Великий князь, против обыкновения, медлил с отходом ко сну, бродил по столовой, поглядывая на Панина, и эти взгляды наконец были замечены гофмейстером.
- Что-нибудь случилось неприятное, ваше высочество? - спросил он. - Нет, у меня ничего не случилось, - ответил мальчик.
- А у кого же?
- Ни у кого. Только вы дайте слово, что никому не скажете, Никита Иванович, хорошо? - Если то, что узнаю, ничем не грозит императорской фамилии, престолу и отечеству, - не скажу.
- Ничем не грозит, - поспешно сказал Павел.
- Тогда говорите, ваше высочество.
- Семен Андреевич все про нас пишет.
- Полковник Порошин?
- Он каждый день записывает, что я делал, кто у нас был и о чем разговаривали.
- Это поручила ему государыня императрица?
- Нет.
- Может быть, граф Григорий Григорьевич Орлов? - Орловых Панин опасался более всего, ибо соперничал с ними в расположении императрицы.
- Нет, нет, он пишет сам по себе.
Панин задумался.
- Зачем же он это делает, как полагаете, ваше высочество?
- Я не полагаю, а он сам сказал мне, зачем: чтобы я видел в дневнике свои дурные поступки и отучался от них, чтобы лучшие стороны моего характера развивал бы и тем готовился к восприятию моей государской должности.
- Гм, - сказал Никита Иванович, - идея вроде бы справедливая, но между записей не вмещено ли осуждение чьих-либо речей и поступков?
- Семен Андреевич на каждый предмет имеет свои замечания. Он сегодня читал мне из тетради за прошлую неделю, однако просил, чтобы я все им сказанное хранил в тайне, и я вас о том же прошу.
- Если дурного умысла нет, зачем секретничать? - спросил Панин. - Ваше высочество уверены, следственно, что и сегодняшний день будет записан и что все наши разговоры Семен Андреевич занотует?
- Всенепременно, - сказал мальчик. - Он все запоминает, а что было без него, у меня спрашивает, и очень быстро пишет, перо так и мелькает. Я видел.

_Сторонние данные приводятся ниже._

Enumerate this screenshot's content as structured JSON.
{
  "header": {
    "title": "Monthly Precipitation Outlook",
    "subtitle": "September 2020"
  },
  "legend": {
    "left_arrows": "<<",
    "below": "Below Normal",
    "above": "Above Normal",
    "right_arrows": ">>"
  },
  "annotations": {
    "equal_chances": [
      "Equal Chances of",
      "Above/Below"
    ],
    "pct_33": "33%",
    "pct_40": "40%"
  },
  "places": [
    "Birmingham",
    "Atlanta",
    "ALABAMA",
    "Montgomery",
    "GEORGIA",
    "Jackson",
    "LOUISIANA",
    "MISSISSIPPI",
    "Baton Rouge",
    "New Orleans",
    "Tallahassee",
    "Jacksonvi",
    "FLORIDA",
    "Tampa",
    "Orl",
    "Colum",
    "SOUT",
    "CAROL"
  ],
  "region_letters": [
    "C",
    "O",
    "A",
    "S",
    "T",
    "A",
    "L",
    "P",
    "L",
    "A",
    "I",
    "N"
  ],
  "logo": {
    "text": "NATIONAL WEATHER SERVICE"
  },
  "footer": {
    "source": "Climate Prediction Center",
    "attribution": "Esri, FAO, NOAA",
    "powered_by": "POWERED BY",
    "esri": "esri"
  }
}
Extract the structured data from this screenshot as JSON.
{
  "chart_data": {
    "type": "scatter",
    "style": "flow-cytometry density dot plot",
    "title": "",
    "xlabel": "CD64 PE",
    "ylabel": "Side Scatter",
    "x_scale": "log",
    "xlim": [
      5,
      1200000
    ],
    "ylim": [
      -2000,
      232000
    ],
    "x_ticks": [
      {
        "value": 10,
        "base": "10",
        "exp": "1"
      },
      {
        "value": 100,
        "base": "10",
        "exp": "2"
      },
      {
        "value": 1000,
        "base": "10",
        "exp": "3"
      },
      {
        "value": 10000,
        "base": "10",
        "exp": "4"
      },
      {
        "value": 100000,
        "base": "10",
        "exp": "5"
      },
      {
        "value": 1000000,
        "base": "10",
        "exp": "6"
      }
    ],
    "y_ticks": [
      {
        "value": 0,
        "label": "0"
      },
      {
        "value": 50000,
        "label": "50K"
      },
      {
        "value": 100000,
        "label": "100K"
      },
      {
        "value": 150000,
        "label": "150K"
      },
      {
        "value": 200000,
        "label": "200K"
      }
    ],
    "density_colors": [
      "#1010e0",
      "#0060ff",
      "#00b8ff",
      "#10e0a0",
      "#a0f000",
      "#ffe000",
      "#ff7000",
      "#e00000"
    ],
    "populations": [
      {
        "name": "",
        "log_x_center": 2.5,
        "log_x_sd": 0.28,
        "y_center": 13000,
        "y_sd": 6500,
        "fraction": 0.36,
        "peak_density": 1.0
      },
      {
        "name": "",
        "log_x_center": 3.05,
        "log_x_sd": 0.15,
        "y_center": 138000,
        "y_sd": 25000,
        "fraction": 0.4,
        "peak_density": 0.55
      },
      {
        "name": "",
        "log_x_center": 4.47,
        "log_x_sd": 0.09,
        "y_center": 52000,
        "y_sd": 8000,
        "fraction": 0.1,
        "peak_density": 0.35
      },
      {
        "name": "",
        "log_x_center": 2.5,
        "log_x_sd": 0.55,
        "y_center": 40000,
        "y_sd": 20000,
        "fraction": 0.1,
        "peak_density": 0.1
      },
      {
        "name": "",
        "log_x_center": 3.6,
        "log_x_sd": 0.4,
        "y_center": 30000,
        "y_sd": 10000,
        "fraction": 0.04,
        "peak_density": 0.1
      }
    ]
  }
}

- Не надо никому об этом рассказывать, ваше высочество, и пусть Семен Андреевич продолжает писать. Так, будем думать, составляются драгоценные страницы истории вашего благословенного царствования. Вы свой долг выполнили - мне, яко обер-гофмейстеру вашему, изволили доложить. Остальное теперь мое дело.
"Конечно, мое, - рассуждал Никита Иванович на пути в свои комнаты. - Мне, чаю, больше всех там достается, каждое слово небось выставлено, а я на язык смел. Попадет сей дневник ее величеству или, не дай бог, улетит за границу - Порошину головы не сносить, только и беды, а я всего на свете лишусь, братец Петр Иванович из-за меня пострадает… И зачем во дворце писатель?! Да полно, как-нибудь выкрутимся. Ты, Семен Андреевич, хитер, но и мы, благодаря бога, не глупее. Потягаемся!"